Les études de la voie ferrée Fianarantsoa-côte Est (FCE) commencent le 5 octobre 1920 avec le début des travaux de la Commission spécialisée dans cette mission. Les trois membres- les administrateurs Compagnon et Billot et l’ingénieur Hugues- s’adjoignent le capitaine de frégate Le Bègue, dont l’avis paraît déterminant dans l’abandon de Mananjary comme débouché du chemin de fer.
En effet, il préconise d’abord un point jusqu’alors négligé, le lac de Marohita situé entre Manakara et Mananjary et qui, séparé de la mer par 180m de dune, présente des fonds susceptibles d’être utilisés pour un port en eau profonde. Toutefois, un banc rocheux très dense se trouve sous la dune et les travaux considérables qu’il aurait fallu exécuter pour le percer, font renoncer à ce choix. La Commission conclut à l’adoption de Manakara comme terminus de la ligne du Betsileo, écartant définitivement Mananjary, l’embouchure du Faraony et la baie de Mahela au nord de Mananjary, dont il a aussi été question un moment.

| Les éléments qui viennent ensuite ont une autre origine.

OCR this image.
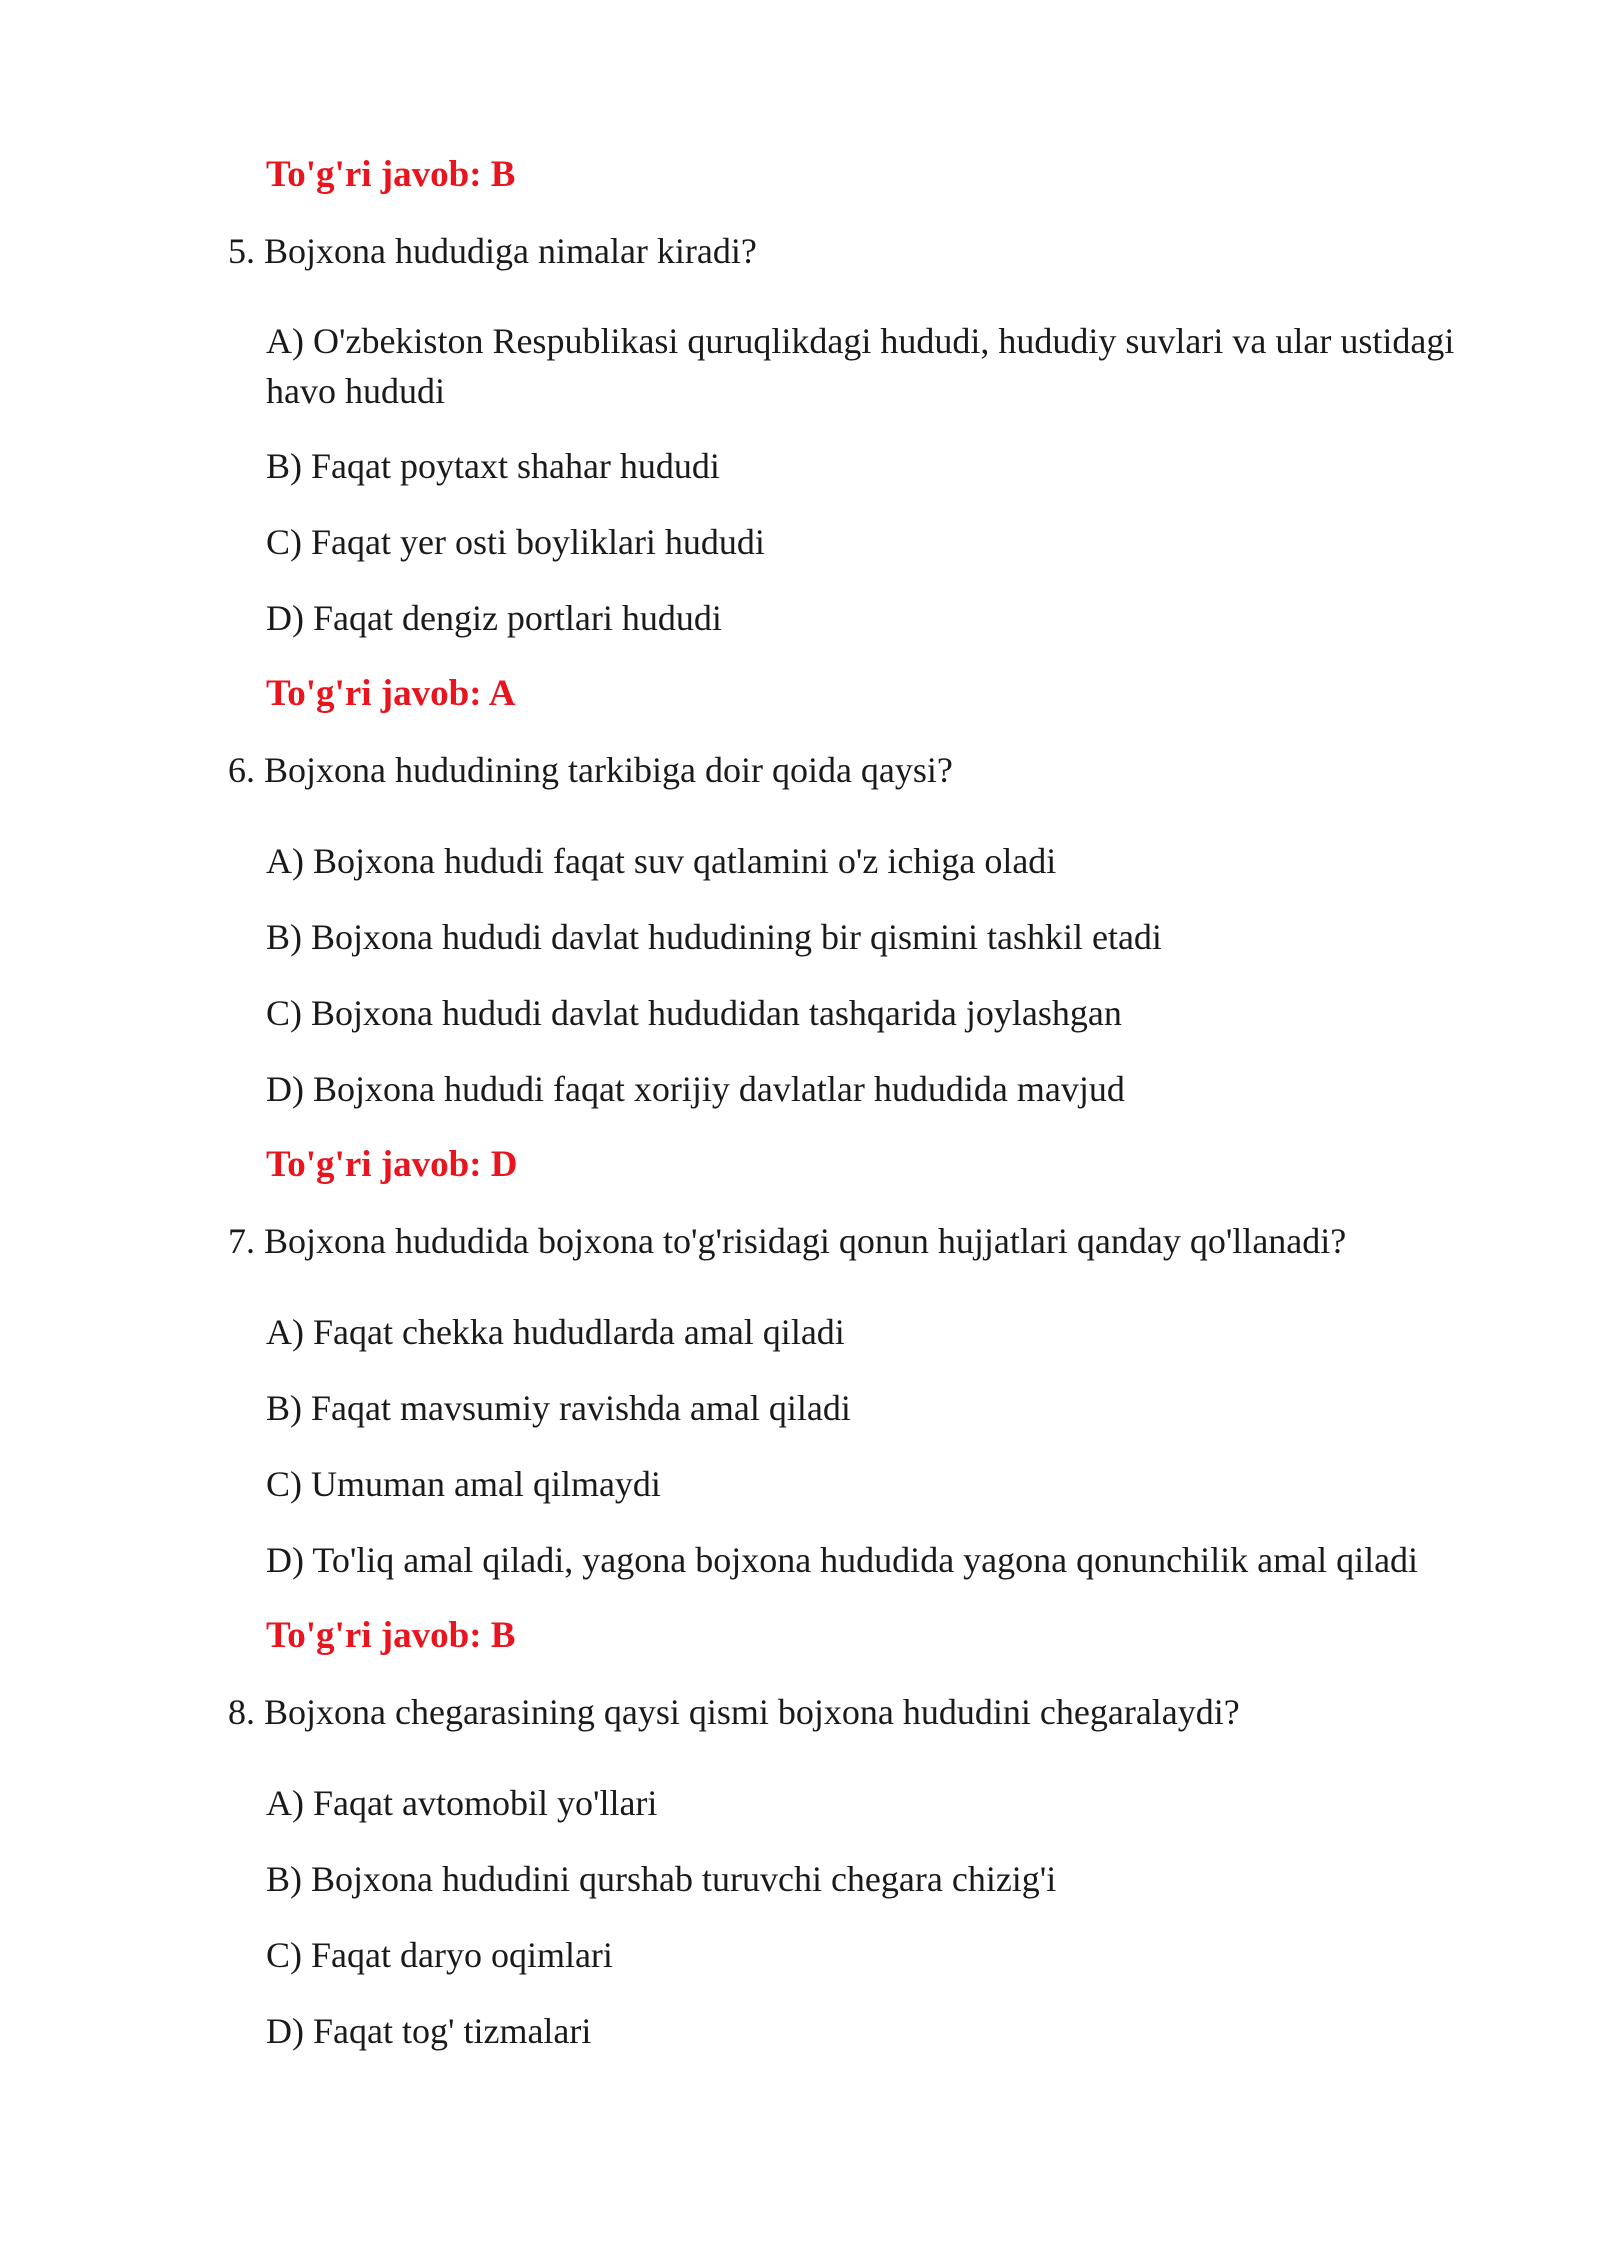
To'g'ri javob: B
5. Bojxona hududiga nimalar kiradi?
A) O'zbekiston Respublikasi quruqlikdagi hududi, hududiy suvlari va ular ustidagi havo hududi
B) Faqat poytaxt shahar hududi
C) Faqat yer osti boyliklari hududi
D) Faqat dengiz portlari hududi
To'g'ri javob: A
6. Bojxona hududining tarkibiga doir qoida qaysi?
A) Bojxona hududi faqat suv qatlamini o'z ichiga oladi
B) Bojxona hududi davlat hududining bir qismini tashkil etadi
C) Bojxona hududi davlat hududidan tashqarida joylashgan
D) Bojxona hududi faqat xorijiy davlatlar hududida mavjud
To'g'ri javob: D
7. Bojxona hududida bojxona to'g'risidagi qonun hujjatlari qanday qo'llanadi?
A) Faqat chekka hududlarda amal qiladi
B) Faqat mavsumiy ravishda amal qiladi
C) Umuman amal qilmaydi
D) To'liq amal qiladi, yagona bojxona hududida yagona qonunchilik amal qiladi
To'g'ri javob: B
8. Bojxona chegarasining qaysi qismi bojxona hududini chegaralaydi?
A) Faqat avtomobil yo'llari
B) Bojxona hududini qurshab turuvchi chegara chizig'i
C) Faqat daryo oqimlari
D) Faqat tog' tizmalari
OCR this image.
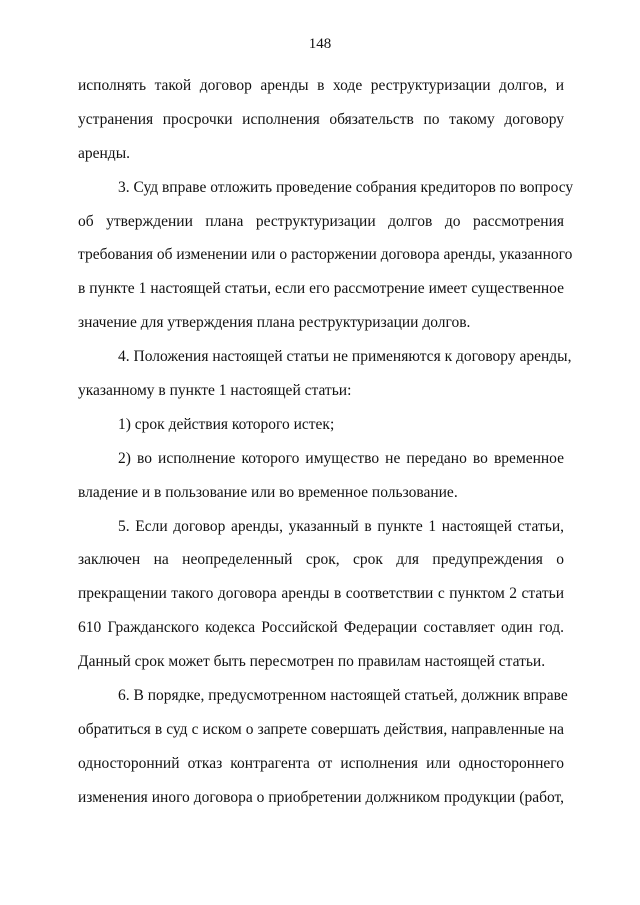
148
исполнять такой договор аренды в ходе реструктуризации долгов, и
устранения просрочки исполнения обязательств по такому договору
аренды.
3. Суд вправе отложить проведение собрания кредиторов по вопросу
об утверждении плана реструктуризации долгов до рассмотрения
требования об изменении или о расторжении договора аренды, указанного
в пункте 1 настоящей статьи, если его рассмотрение имеет существенное
значение для утверждения плана реструктуризации долгов.
4. Положения настоящей статьи не применяются к договору аренды,
указанному в пункте 1 настоящей статьи:
1) срок действия которого истек;
2) во исполнение которого имущество не передано во временное
владение и в пользование или во временное пользование.
5. Если договор аренды, указанный в пункте 1 настоящей статьи,
заключен на неопределенный срок, срок для предупреждения о
прекращении такого договора аренды в соответствии с пунктом 2 статьи
610 Гражданского кодекса Российской Федерации составляет один год.
Данный срок может быть пересмотрен по правилам настоящей статьи.
6. В порядке, предусмотренном настоящей статьей, должник вправе
обратиться в суд с иском о запрете совершать действия, направленные на
односторонний отказ контрагента от исполнения или одностороннего
изменения иного договора о приобретении должником продукции (работ,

Le choix de Manakara s’explique par le fait que cette ville se trouve dans l’axe économique et géographique des régions dépendant du Betsileo- pays tanala, anciennes provinces de Mananjary, de Manakara et de Farafangana-. La zone d’influence du chemin de fer à construire ne risque pas d’empiéter sur les régions desservie par le Tananarive-côte Est (vers Toamasina). De plus, le tracé par Manakara réduit de 41km le trajet de Fianarantsoa à la côte et l’économie qui en résulte, représente sensiblement les dépenses à envisager pour la construction du port de Manakara. Ainsi, l’exploitation permet de réaliser une économie sur les transports et réduit de ce fait les charges qui pèsent sur les produits à la descente.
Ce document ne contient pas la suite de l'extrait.